In Florida, owners of property are allowed to testify as to the value of their lost property -- up to a very important point. When an owner testifying to value of her or his property starts to testify based on "specialized knowledge," she or he just became an Expert Witness.
If they were not disclosed in accordance with Court Order, their testimony in this regard is subject to being stricken as in the case of Fidelity Warranty Services, Inc. v. Firstate Insurance Holdings, Inc., 2011 WL 4577530 *4-*5 (Fla. 4th DCA October 5, 2011 and obviously not yet final).
In the Fidelity Warranty case, once the offending testimony in question was stricken, there was no record evidence of value. As a result the Plaintiff in that case did not "meet its burden of proving the market value of its insurance agency," such that the Florida Appellate Court reversed "the final judgment for tortious interference" and remanded "for entry of a judgment for [Defendant] on that count." Id. at *7.

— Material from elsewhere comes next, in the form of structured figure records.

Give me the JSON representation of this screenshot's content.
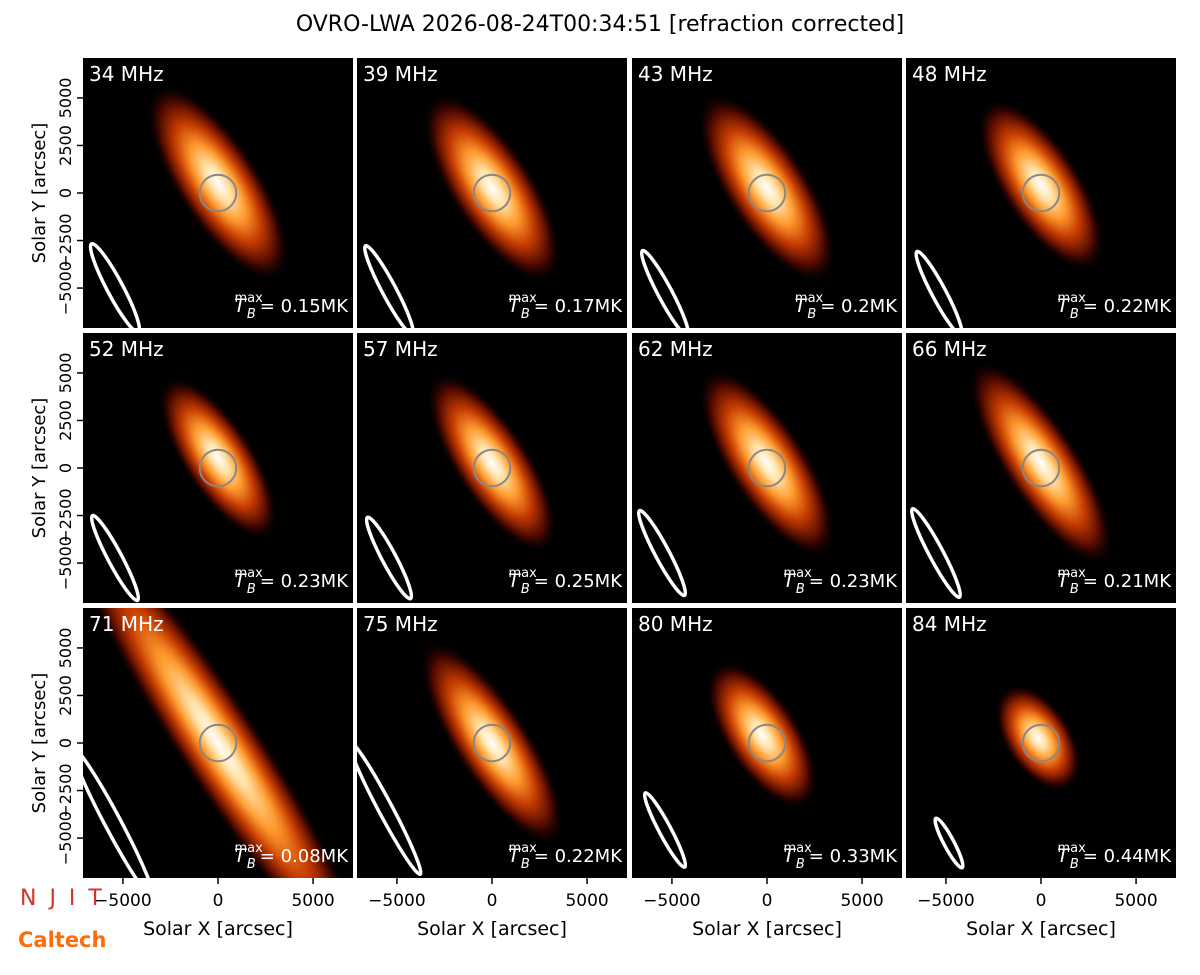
{
  "title": "OVRO-LWA 2026-08-24T00:34:51 [refraction corrected]",
  "logos": [
    "N J I T",
    "Caltech"
  ],
  "chart_data": [
    {
      "type": "image",
      "label": "34 MHz",
      "tb": {
        "symbol": "T",
        "sub": "B",
        "sup": "max",
        "text": "= 0.15MK"
      },
      "xlim": [
        -7100,
        7100
      ],
      "ylim": [
        -7100,
        7100
      ],
      "ylabel": "Solar Y [arcsec]",
      "yticks": [
        {
          "value": -5000,
          "label": "−5000"
        },
        {
          "value": -2500,
          "label": "−2500"
        },
        0,
        2500,
        5000
      ]
    },
    {
      "type": "image",
      "label": "39 MHz",
      "tb": {
        "symbol": "T",
        "sub": "B",
        "sup": "max",
        "text": "= 0.17MK"
      },
      "xlim": [
        -7100,
        7100
      ],
      "ylim": [
        -7100,
        7100
      ]
    },
    {
      "type": "image",
      "label": "43 MHz",
      "tb": {
        "symbol": "T",
        "sub": "B",
        "sup": "max",
        "text": "= 0.2MK"
      },
      "xlim": [
        -7100,
        7100
      ],
      "ylim": [
        -7100,
        7100
      ]
    },
    {
      "type": "image",
      "label": "48 MHz",
      "tb": {
        "symbol": "T",
        "sub": "B",
        "sup": "max",
        "text": "= 0.22MK"
      },
      "xlim": [
        -7100,
        7100
      ],
      "ylim": [
        -7100,
        7100
      ]
    },
    {
      "type": "image",
      "label": "52 MHz",
      "tb": {
        "symbol": "T",
        "sub": "B",
        "sup": "max",
        "text": "= 0.23MK"
      },
      "xlim": [
        -7100,
        7100
      ],
      "ylim": [
        -7100,
        7100
      ],
      "ylabel": "Solar Y [arcsec]",
      "yticks": [
        {
          "value": -5000,
          "label": "−5000"
        },
        {
          "value": -2500,
          "label": "−2500"
        },
        0,
        2500,
        5000
      ]
    },
    {
      "type": "image",
      "label": "57 MHz",
      "tb": {
        "symbol": "T",
        "sub": "B",
        "sup": "max",
        "text": "= 0.25MK"
      },
      "xlim": [
        -7100,
        7100
      ],
      "ylim": [
        -7100,
        7100
      ]
    },
    {
      "type": "image",
      "label": "62 MHz",
      "tb": {
        "symbol": "T",
        "sub": "B",
        "sup": "max",
        "text": "= 0.23MK"
      },
      "xlim": [
        -7100,
        7100
      ],
      "ylim": [
        -7100,
        7100
      ]
    },
    {
      "type": "image",
      "label": "66 MHz",
      "tb": {
        "symbol": "T",
        "sub": "B",
        "sup": "max",
        "text": "= 0.21MK"
      },
      "xlim": [
        -7100,
        7100
      ],
      "ylim": [
        -7100,
        7100
      ]
    },
    {
      "type": "image",
      "label": "71 MHz",
      "tb": {
        "symbol": "T",
        "sub": "B",
        "sup": "max",
        "text": "= 0.08MK"
      },
      "xlim": [
        -7100,
        7100
      ],
      "ylim": [
        -7100,
        7100
      ],
      "ylabel": "Solar Y [arcsec]",
      "yticks": [
        {
          "value": -5000,
          "label": "−5000"
        },
        {
          "value": -2500,
          "label": "−2500"
        },
        0,
        2500,
        5000
      ],
      "xlabel": "Solar X [arcsec]",
      "xticks": [
        {
          "value": -5000,
          "label": "−5000"
        },
        0,
        5000
      ]
    },
    {
      "type": "image",
      "label": "75 MHz",
      "tb": {
        "symbol": "T",
        "sub": "B",
        "sup": "max",
        "text": "= 0.22MK"
      },
      "xlim": [
        -7100,
        7100
      ],
      "ylim": [
        -7100,
        7100
      ],
      "xlabel": "Solar X [arcsec]",
      "xticks": [
        {
          "value": -5000,
          "label": "−5000"
        },
        0,
        5000
      ]
    },
    {
      "type": "image",
      "label": "80 MHz",
      "tb": {
        "symbol": "T",
        "sub": "B",
        "sup": "max",
        "text": "= 0.33MK"
      },
      "xlim": [
        -7100,
        7100
      ],
      "ylim": [
        -7100,
        7100
      ],
      "xlabel": "Solar X [arcsec]",
      "xticks": [
        {
          "value": -5000,
          "label": "−5000"
        },
        0,
        5000
      ]
    },
    {
      "type": "image",
      "label": "84 MHz",
      "tb": {
        "symbol": "T",
        "sub": "B",
        "sup": "max",
        "text": "= 0.44MK"
      },
      "xlim": [
        -7100,
        7100
      ],
      "ylim": [
        -7100,
        7100
      ],
      "xlabel": "Solar X [arcsec]",
      "xticks": [
        {
          "value": -5000,
          "label": "−5000"
        },
        0,
        5000
      ]
    }
  ]
}
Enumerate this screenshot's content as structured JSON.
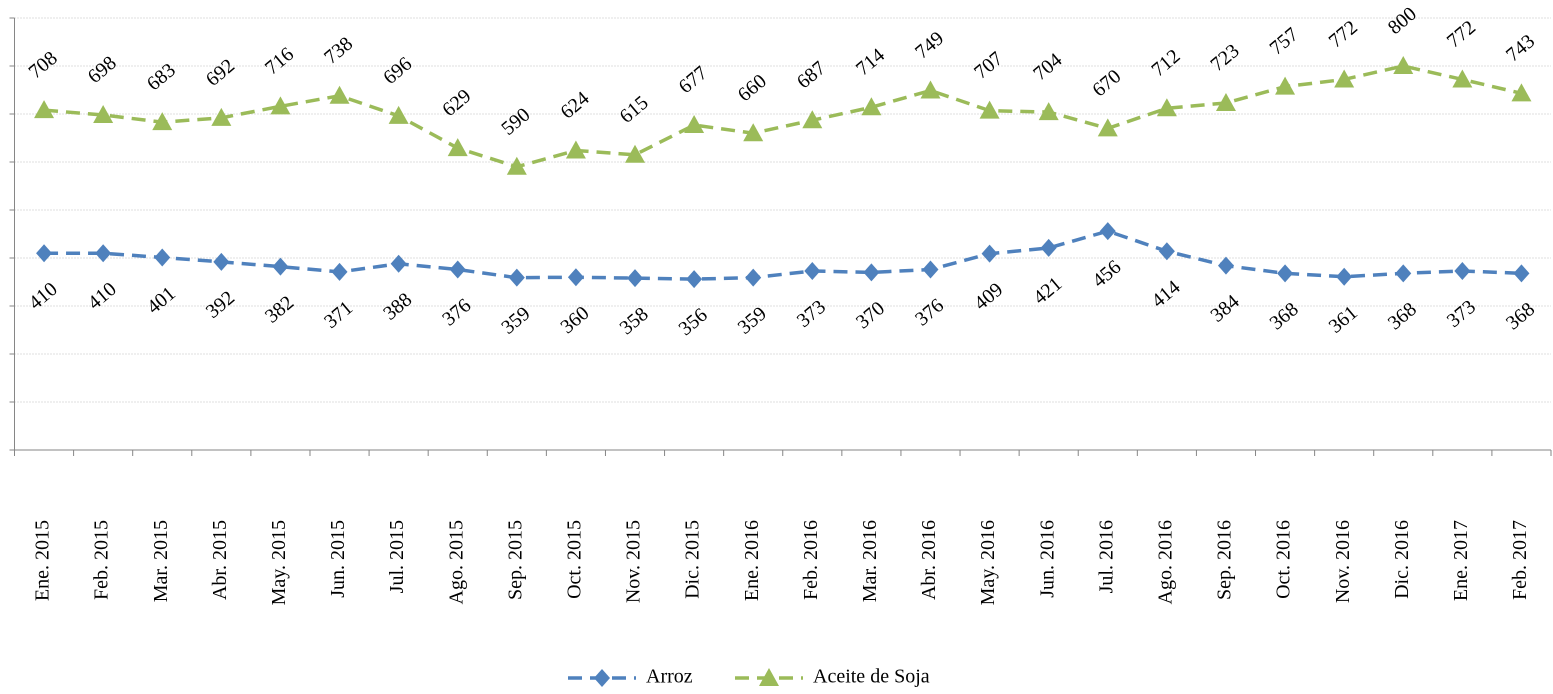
{
  "chart_data": {
    "type": "line",
    "categories": [
      "Ene. 2015",
      "Feb. 2015",
      "Mar. 2015",
      "Abr. 2015",
      "May. 2015",
      "Jun. 2015",
      "Jul. 2015",
      "Ago. 2015",
      "Sep. 2015",
      "Oct. 2015",
      "Nov. 2015",
      "Dic. 2015",
      "Ene. 2016",
      "Feb. 2016",
      "Mar. 2016",
      "Abr. 2016",
      "May. 2016",
      "Jun. 2016",
      "Jul. 2016",
      "Ago. 2016",
      "Sep. 2016",
      "Oct. 2016",
      "Nov. 2016",
      "Dic. 2016",
      "Ene. 2017",
      "Feb. 2017"
    ],
    "series": [
      {
        "name": "Arroz",
        "color": "#4f81bd",
        "marker": "diamond",
        "values": [
          410,
          410,
          401,
          392,
          382,
          371,
          388,
          376,
          359,
          360,
          358,
          356,
          359,
          373,
          370,
          376,
          409,
          421,
          456,
          414,
          384,
          368,
          361,
          368,
          373,
          368
        ]
      },
      {
        "name": "Aceite de Soja",
        "color": "#9bbb59",
        "marker": "triangle",
        "values": [
          708,
          698,
          683,
          692,
          716,
          738,
          696,
          629,
          590,
          624,
          615,
          677,
          660,
          687,
          714,
          749,
          707,
          704,
          670,
          712,
          723,
          757,
          772,
          800,
          772,
          743
        ]
      }
    ],
    "ylim": [
      0,
      900
    ],
    "yticks": [
      0,
      100,
      200,
      300,
      400,
      500,
      600,
      700,
      800,
      900
    ],
    "grid": true,
    "legend": "bottom"
  }
}
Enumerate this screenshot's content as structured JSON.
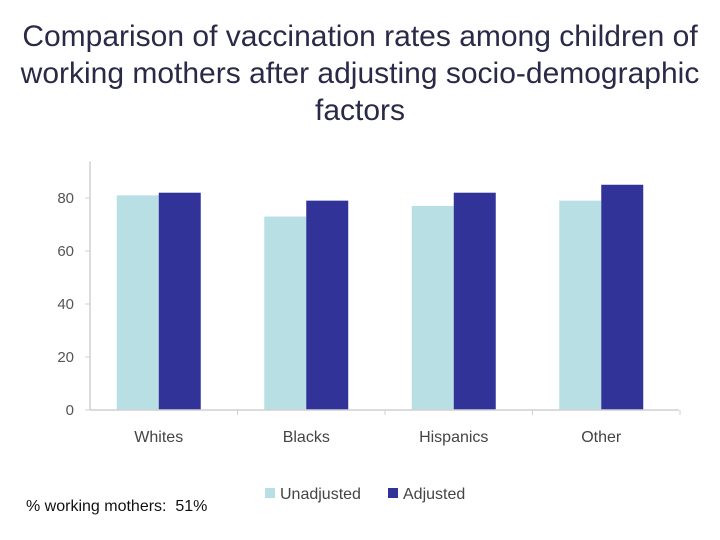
{
  "title": "Comparison of vaccination rates among children of working mothers after adjusting socio-demographic factors",
  "note": "% working mothers:  51%",
  "colors": {
    "unadjusted": "#b8dfe3",
    "adjusted": "#323399",
    "axis": "#d0d0d0"
  },
  "chart_data": {
    "type": "bar",
    "title": "Comparison of vaccination rates among children of working mothers after adjusting socio-demographic factors",
    "xlabel": "",
    "ylabel": "",
    "categories": [
      "Whites",
      "Blacks",
      "Hispanics",
      "Other"
    ],
    "series": [
      {
        "name": "Unadjusted",
        "values": [
          81,
          73,
          77,
          79
        ]
      },
      {
        "name": "Adjusted",
        "values": [
          82,
          79,
          82,
          85
        ]
      }
    ],
    "ylim": [
      0,
      90
    ],
    "yticks": [
      0,
      20,
      40,
      60,
      80
    ],
    "grid": false,
    "legend": "bottom"
  }
}
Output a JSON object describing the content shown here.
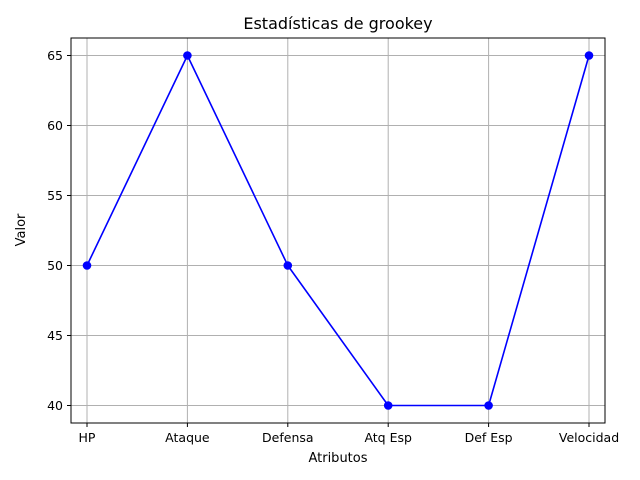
{
  "chart_data": {
    "type": "line",
    "title": "Estadísticas de grookey",
    "xlabel": "Atributos",
    "ylabel": "Valor",
    "categories": [
      "HP",
      "Ataque",
      "Defensa",
      "Atq Esp",
      "Def Esp",
      "Velocidad"
    ],
    "series": [
      {
        "values": [
          50,
          65,
          50,
          40,
          40,
          65
        ],
        "color": "#0000ff",
        "marker": "circle"
      }
    ],
    "ylim": [
      38.75,
      66.25
    ],
    "yticks": [
      40,
      45,
      50,
      55,
      60,
      65
    ],
    "grid": true
  }
}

In many Insurance cases, the Policyholder is the owner of property at issue. In many Insurance cases, the Policyholder's claim, moreover, is based on Insurance Coverage for destroyed property, the value of which needs to be established in order to complete the claim, or for diminished value of her or his property and the diminished value must be proven in order to prevail.
The new Fidelity Warranty decision is therefore clearly significant both to potential Counsel for Policyholders and to potential Counsel for Insurance Companies alike.